Réalisé par : Tim Burton
Avec : Ewan Mc Gregor, Billy Crudup, Marion Cotillard, Jessica Lange, Albert Finney, Helena Bonham Carter...
Sorti en : mars 2004
Big Fish, c'est avant tout un roman de Daniel Wallace, dont la transposition à l'écran avait été confiée au départ à Steven Spielberg. Mais ce dernier a préféré se consacrer à Attrape-moi si tu peux, et c'est Tim Burton qui est finalement passé derrière la caméra, pour le plaisir de nos yeux, il faut bien l'avouer. Un film qui est loin de faire l'unanimité. Tout commence par une énième histoire de paternité, comme on en connaît des dizaines. Un père (Edward Bloom) et son fils (William) fâchés qui se retrouvent sur le lit de mort du premier.
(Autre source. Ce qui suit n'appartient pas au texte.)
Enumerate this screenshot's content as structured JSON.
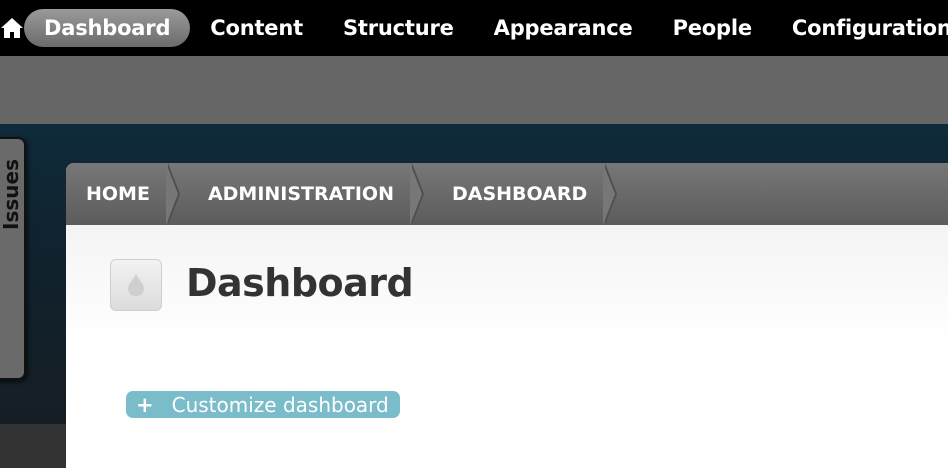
{
  "toolbar": {
    "home_icon": "home-icon",
    "items": [
      {
        "label": "Dashboard",
        "active": true
      },
      {
        "label": "Content",
        "active": false
      },
      {
        "label": "Structure",
        "active": false
      },
      {
        "label": "Appearance",
        "active": false
      },
      {
        "label": "People",
        "active": false
      },
      {
        "label": "Configuration",
        "active": false
      }
    ]
  },
  "issues_tab": {
    "label": "Issues"
  },
  "breadcrumb": [
    "HOME",
    "ADMINISTRATION",
    "DASHBOARD"
  ],
  "page": {
    "title": "Dashboard",
    "logo_icon": "drupal-drop-icon"
  },
  "customize": {
    "icon": "plus-icon",
    "label": "Customize dashboard"
  },
  "colors": {
    "toolbar_bg": "#000000",
    "shortcut_bar_bg": "#666666",
    "customize_button": "#7bbcca",
    "breadcrumb_bg": "#6b6b6b"
  }
}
La seule particularité d'Edward Bloom, c'est son imagination. Grand conteur d'histoires, il fait d'un rien un conte de fées, au grand dam de William, son fils, qui croit ne pas réellement connaître son père. Le vieil Edward, Albert Finney, raconte son histoire à sa bru, Joséphine, interprétée par Marion Cotillard. Jeune homme, il est le play-boy parfait, alliant beauté et sportivité - c'est Ewan Mc Gregor qui interprète le rôle, à la perfection il faut bien le dire ! -, il s'est lié d'amitié avec un géant nommé Carl, a travaillé trois ans dans un cirque tenu par un lycanthrope (un "caninthrope" serait plus précis !) pour les beaux yeux de sa dulcinée, est envoyé à la guerre et considéré comme mort, quémande l'aide de siamoises chinoises pour revenir chez lui, et le jour de la naissance de son fils attrape le Big Fish, le poisson géant de la rivière des environs, qui avale son alliance. Rien que ça ! Mais souvent le réel et la fiction se mêlent trop ou trop peu.
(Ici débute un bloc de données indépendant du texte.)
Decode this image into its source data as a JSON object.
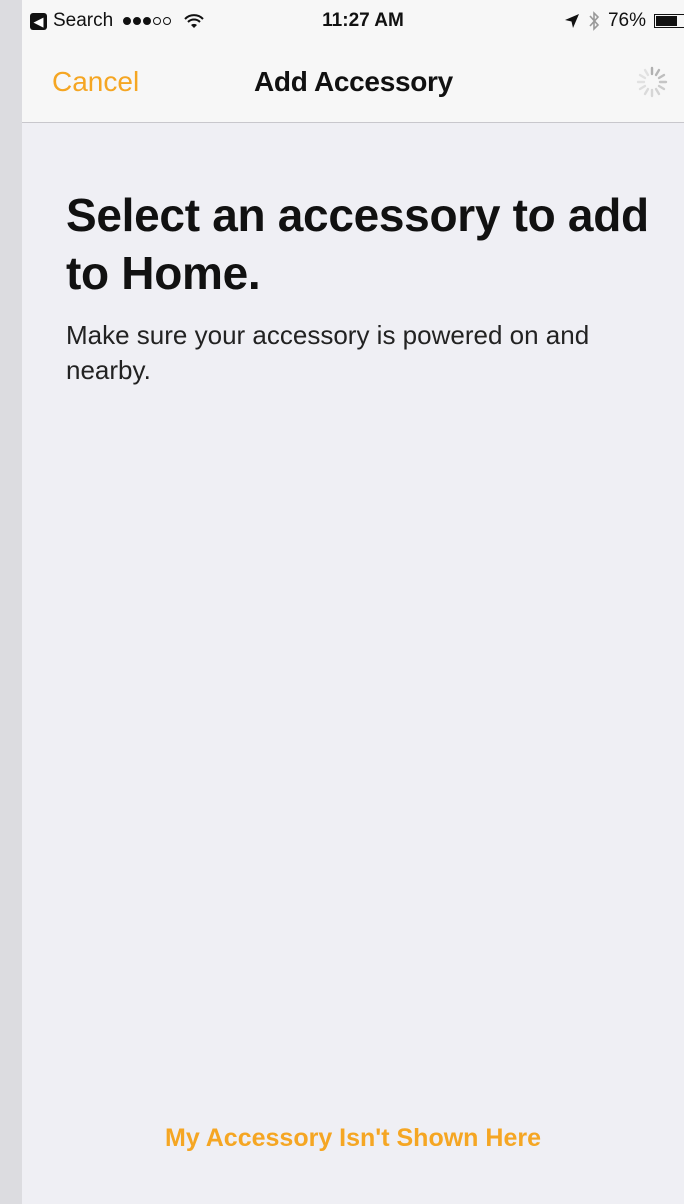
{
  "status_bar": {
    "back_app": "Search",
    "time": "11:27 AM",
    "battery_percent": "76%",
    "battery_level": 0.76,
    "signal_bars_filled": 3,
    "signal_bars_total": 5
  },
  "nav": {
    "cancel_label": "Cancel",
    "title": "Add Accessory"
  },
  "content": {
    "headline": "Select an accessory to add to Home.",
    "subtext": "Make sure your accessory is powered on and nearby."
  },
  "footer": {
    "link_label": "My Accessory Isn't Shown Here"
  },
  "colors": {
    "accent": "#f5a623",
    "background": "#efeff4",
    "bar": "#f7f7f7"
  }
}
Je est un autre, on pourrait appliquer la formule de Rimbaud à cet homme. Il finit par créer sa propre réalité. Et son fils, qui lui a longtemps reproché, finit par se rendre compte que la vérité peut s'enjoliver sans mensonge. Un film qu'il faut voir sans idées préconçues, je crois. Avoir juste envie de se plonger dans une jolie histoire, se repaître de belles images, rire des situations cocasses, même si elles semblent tout sauf réalistes. La griffe de Tim Bruton, très reconnaissable, la justesse des acteurs. Un bon moment en l'occurrence, qui donne ensuite envie à notre tour d'inventer de jolies histoires, de comprendre que la magie, en fin de compte, est à portée de main.